Question de durée du mandat

 

            En annonçant la démission qu’il entend présenter au prochain Chapitre, Dom Bernardo a soulevé la question de la durée du mandat de l’Abbé Général. Un coup d’œil sur l’évolution de la législation à ce sujet peut nous éclairer.

 

            Nous avons eu neuf Abbés Généraux depuis 1892, l’Abbé Général actuel étant le 9ème.  Cela donne donc jusqu’à maintenant une moyenne de 12,7 années en charge. Sur les 9 Abbé Généraux, quatre sont morts en charge, quatre ont démissionné et un est toujours en charge mais a annoncé sa démission.

 

            Jusqu’en 1971 l’Abbé Général était élu à vie. L’abbatiat à vie pour les abbés locaux avait été supprimé au Chapitre de 1969, et avait été remplacé par l’abbatiat ad tempus (i.e. ad tempus non definitum, la possibilité d’un abbatiat ad tempus definitum étant laissée à l’étude du Chapitre de 1974).  Les raisons en faveur d’un mandat « non definitum » pour l’abbé local ne valant pas nécessairement dans le cas d’un Abbé Général, une légère majorité de 38 vs 36 votèrent en 1971 en faveur d’élire l’Abbé Général ad tempus definitum.  Mais comme on n’avait pas la majorité requise des deux tiers, on se rabattit sur le tempus non definitum.

 

            La question fut quand même de nouveau débattue en 1974, avant l’élection de Dom Ambrose. De nombreuses possibilités furent envisagées dans les commissions du Chapitre Général (comme elles l’avaient été dans les Conférences Régionales). Il fut impossible de savoir lesquelles de ces possibilités étaient appuyées par un plus grand nombre de Capitulants, car tout fut réglé par un seul vote préliminaire demandant si l’on voulait changer la législation votée en 1971. Une très grande majorité vota pour changer cette législation (49 vs 30 et 1 abstention)... mais il manquait quelques voies pour atteindre les deux tiers. On en resta donc à l’abbatiat ad tempus non definitum même si presque les deux-tiers des Capitulants désiraient l’autre solution. (Après son élection Dom Ambrose annonça que, par respect pour la majorité des Capitulants il demanderait « un vote de confiance lors du deuxième chapitre qui suivra celui de 1974 ».  Ce qu’il fit.

 

           Lors de la mise au point des Constitutions aussi bien à Holyoke qu'à El Escorial, cette question ne fut guère discutée. Par ailleurs, à la première RGM, à Rome, en 1987, elle fut assez longuement étudiée en Commissions Mixtes. L'amendement selon lequel l'Abbé Général serait élu " ad tempus definitum " reçut, comme en 1974, une forte majorité des voix du Chapitre des Abbés, sans toutefois atteindre les deux tiers (51 oui, 34 non, 1 abs). Le vote du Chapitre des Abbesses fut encore moins concluant (30 oui, 30 non, 1 abs). 

 

            Dom Bernardo ayant explicitement ouvert la question à Assise, il y a lieu d’en réétudier tous les aspects.

 

 

 

Scourmont, 1 avril 2006                                                     Armand Veilleux



[1] Les liens prévus par la Carta Caritatis entre l’abbé de la maison-mère et l’abbé de ses fondations sont des liens de charité et de sollicitude pastorale. Dans les cas où ces liens impliquent l’exercice d’une autorité (par exemple déposition d’un abbé), il s’agit d’une autorité déléguée par le Chapitre Général.

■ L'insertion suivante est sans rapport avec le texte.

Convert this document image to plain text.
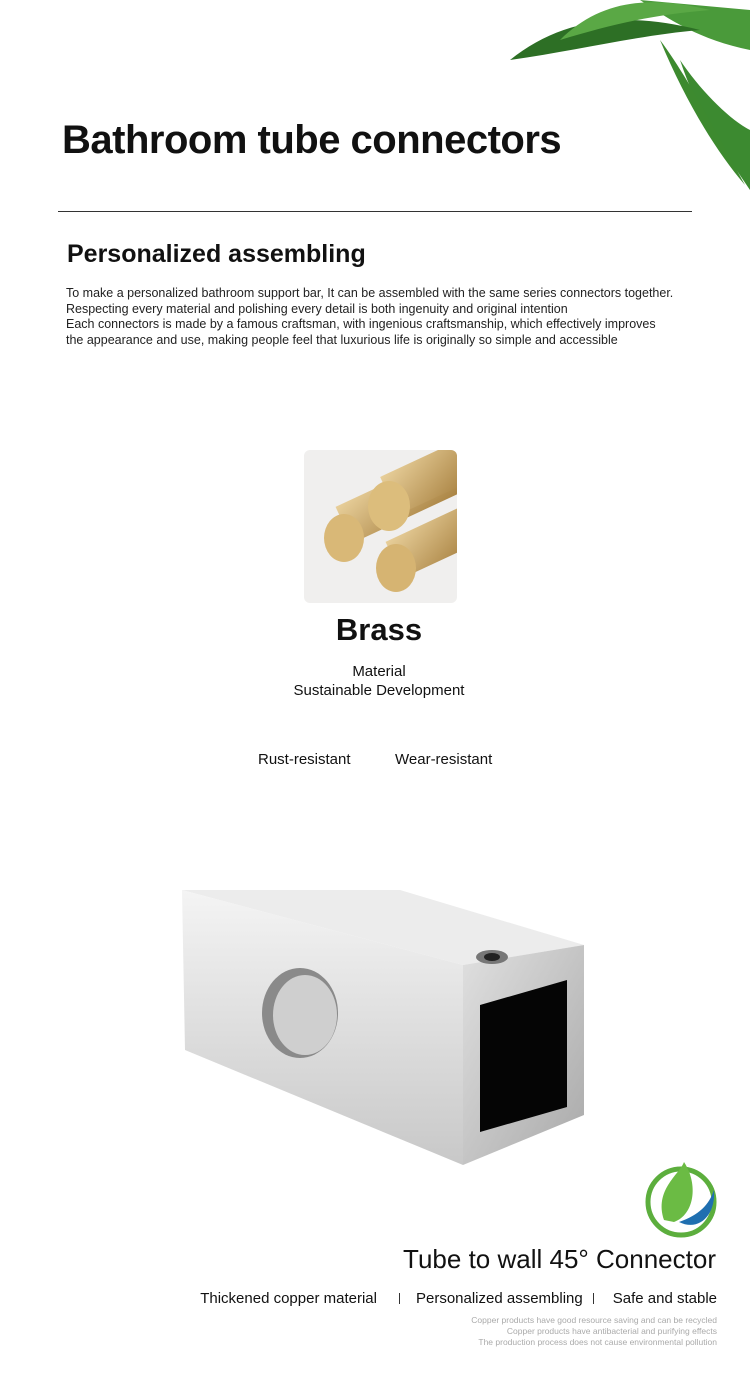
Bathroom tube connectors
Personalized assembling
To make a personalized bathroom support bar, It can be assembled with the same series connectors together.
Respecting every material and polishing every detail is both ingenuity and original intention
Each connectors is made by a famous craftsman, with ingenious craftsmanship, which effectively improves
the appearance and use, making people feel that luxurious life is originally so simple and accessible
Brass
Material
Sustainable Development
Rust-resistant	Wear-resistant
Tube to wall 45° Connector
Thickened copper material	Personalized assembling Safe and stable
Copper products have good resource saving and can be recycled
Copper products have antibacterial and purifying effects
The production process does not cause environmental pollution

[2] « Les pouvoirs de l’abbé de Cîteaux aux XIIe et XIIIe siècle » dans Analecta cisterciensia, T. 24 (1968), pp. 47-85 « Les pouvoirs de l’abbé de Cîteaux aux XIIe et XIIIe siècle »

[3] Voir Dom Vincent Hermans, Commentarium cisterciense historico-practicum in codicis canones de Religiosis, Rome 1961, p. 113. 

[4] Déjà en 1892 le Saint Siège aurait voulu d’un Supérieur Général comme ceux des Instituts religieux centralisés;  mais les Capitulants restèrent fidèles à l’esprit des premiers siècles de l’Ordre et confièrent à leur Abbé Général un rôle correspondant à celui qu’il avait eu dans le passé. Voir Dom Vincent Hermans, “ L'Abbé Général et les Cisterciens Réformés”, dans Analecta cisterciensia,  T. 24 (1968), pp. 119-142.